El presidente de Vox, Santiago Abascal, ha tildado de "invención" que el Papa León XIV esté preocupado por "la ideología de ultraderecha" en España, a la vez que ha reprochado que este tipo de informaciones ocupen debates, tertulias y portadas de periódicos cuando, según defiende el líder de la extrema derecha, no son temas que preocupan a los españoles en su "día a día".
En un acto en el Palacio de Congresos de Salamanca celebrado este lunes, Abascal ha reaccionado a la información sobre que León XIV habría advertido de la "ideología de ultraderecha" en España y del intento de buscar el "voto católico" e "instrumentalizar la Iglesia". "Una invención que un obispo de esos que colabora con la inmigración le ha dicho a 'El País' de que el Papa está preocupado con la ultraderecha en España", ha manifestado Abascal al respecto, quien ha rechazado que estos sean los problemas que "preocupan" a la gente.
Frente a ello, el líder de Vox, que también ha criticado encuestas "falsas" como la publicada este lunes en la que se señala a un descenso de Vox en las próximas elecciones en Castilla y León, ha puesto en valor su recorrido por España para escuchar los "problemas reales" de los ciudadanos, que "no son los que están ocupado el tiempo principal de los debates políticos, ni de las tertulias, ni de las portadas de los periódicos de hoy".
La advertencia del Papa a la Conferencia Episcopal
El pasado 17 de noviembre, la Comisión Ejecutiva de la Conferencia Episcopal Española (CEE) celebraba un primer encuentro con el papa León XIV, cita en la que el Papa advirtió a la cúpula de la Conferencia Episcopal del crecimiento ultra en España.

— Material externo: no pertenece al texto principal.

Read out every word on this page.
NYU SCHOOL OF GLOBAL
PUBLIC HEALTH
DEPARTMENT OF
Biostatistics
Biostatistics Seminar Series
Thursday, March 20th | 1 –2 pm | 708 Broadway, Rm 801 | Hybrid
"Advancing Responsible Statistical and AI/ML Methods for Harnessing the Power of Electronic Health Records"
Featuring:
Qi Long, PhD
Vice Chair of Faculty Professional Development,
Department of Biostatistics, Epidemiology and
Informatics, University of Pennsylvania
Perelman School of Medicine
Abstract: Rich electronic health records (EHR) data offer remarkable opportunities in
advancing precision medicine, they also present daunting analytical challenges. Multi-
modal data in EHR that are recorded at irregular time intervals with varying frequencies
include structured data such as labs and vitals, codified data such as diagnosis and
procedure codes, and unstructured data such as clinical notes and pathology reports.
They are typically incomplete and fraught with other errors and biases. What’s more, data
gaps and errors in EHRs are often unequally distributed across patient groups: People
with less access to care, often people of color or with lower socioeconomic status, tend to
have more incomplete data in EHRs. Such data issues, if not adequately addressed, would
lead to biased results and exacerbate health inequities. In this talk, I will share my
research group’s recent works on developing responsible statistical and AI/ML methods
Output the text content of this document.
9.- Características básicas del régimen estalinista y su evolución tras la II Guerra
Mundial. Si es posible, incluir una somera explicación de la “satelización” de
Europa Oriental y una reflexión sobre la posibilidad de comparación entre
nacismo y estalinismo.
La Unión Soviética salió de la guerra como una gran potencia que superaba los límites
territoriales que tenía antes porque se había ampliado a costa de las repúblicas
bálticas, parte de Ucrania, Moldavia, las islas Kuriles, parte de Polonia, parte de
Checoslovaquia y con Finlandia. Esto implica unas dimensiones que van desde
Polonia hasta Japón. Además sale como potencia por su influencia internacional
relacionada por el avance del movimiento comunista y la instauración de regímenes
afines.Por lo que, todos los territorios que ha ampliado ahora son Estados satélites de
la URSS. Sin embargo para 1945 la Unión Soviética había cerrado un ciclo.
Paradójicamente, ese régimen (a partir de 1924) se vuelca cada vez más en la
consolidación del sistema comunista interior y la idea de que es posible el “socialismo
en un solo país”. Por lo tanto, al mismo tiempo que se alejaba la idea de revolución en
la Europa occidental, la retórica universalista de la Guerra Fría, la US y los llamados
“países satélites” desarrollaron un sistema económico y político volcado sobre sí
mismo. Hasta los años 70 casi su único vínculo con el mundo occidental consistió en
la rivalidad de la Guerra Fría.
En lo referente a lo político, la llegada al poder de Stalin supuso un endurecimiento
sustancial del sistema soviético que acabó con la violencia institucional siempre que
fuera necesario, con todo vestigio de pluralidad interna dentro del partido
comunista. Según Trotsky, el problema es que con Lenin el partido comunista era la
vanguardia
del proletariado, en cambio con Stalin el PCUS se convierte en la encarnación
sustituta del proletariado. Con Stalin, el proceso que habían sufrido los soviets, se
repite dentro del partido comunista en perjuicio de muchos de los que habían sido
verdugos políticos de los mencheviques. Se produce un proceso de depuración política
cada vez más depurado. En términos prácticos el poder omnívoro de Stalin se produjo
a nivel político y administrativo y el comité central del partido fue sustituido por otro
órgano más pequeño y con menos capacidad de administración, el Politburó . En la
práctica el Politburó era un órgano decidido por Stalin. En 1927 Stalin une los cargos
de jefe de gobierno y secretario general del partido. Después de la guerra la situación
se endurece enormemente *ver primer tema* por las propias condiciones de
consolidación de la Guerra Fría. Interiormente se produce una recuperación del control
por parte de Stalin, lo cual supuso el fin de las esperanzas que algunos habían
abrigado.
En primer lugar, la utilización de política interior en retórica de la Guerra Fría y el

Y es que no es ningún secreto la cruzada existente desde la ultraderecha, quien se presume como católica, contra la propia Iglesia católica.
Todo arrancaría el pasado mes de agosto, cuando PP y Vox aprobaron en Jumilla (Murcia) una enmienda para prohibir que se celebrasen fiestas de las comunidad musulmana en espacios municipales. La CEE definió esta medida como “una discriminación que no puede darse en sociedades democráticas”, sentando como una patada entre las filas de Vox, cuyo líder, Abascal, terminó atacando a los obispos. A lo largo de los últimos meses, los obispos han condenado el discurso anti-inmigración de Vox. De hecho, a finales de enero, el presidente de la Conferencia Episcopal, Luis Argüello, publicó un vídeo en el que apoyaba la regularización de migrantes y el partido de Bambú reaccionó con un "la oligarquía al completo odia al pueblo español”.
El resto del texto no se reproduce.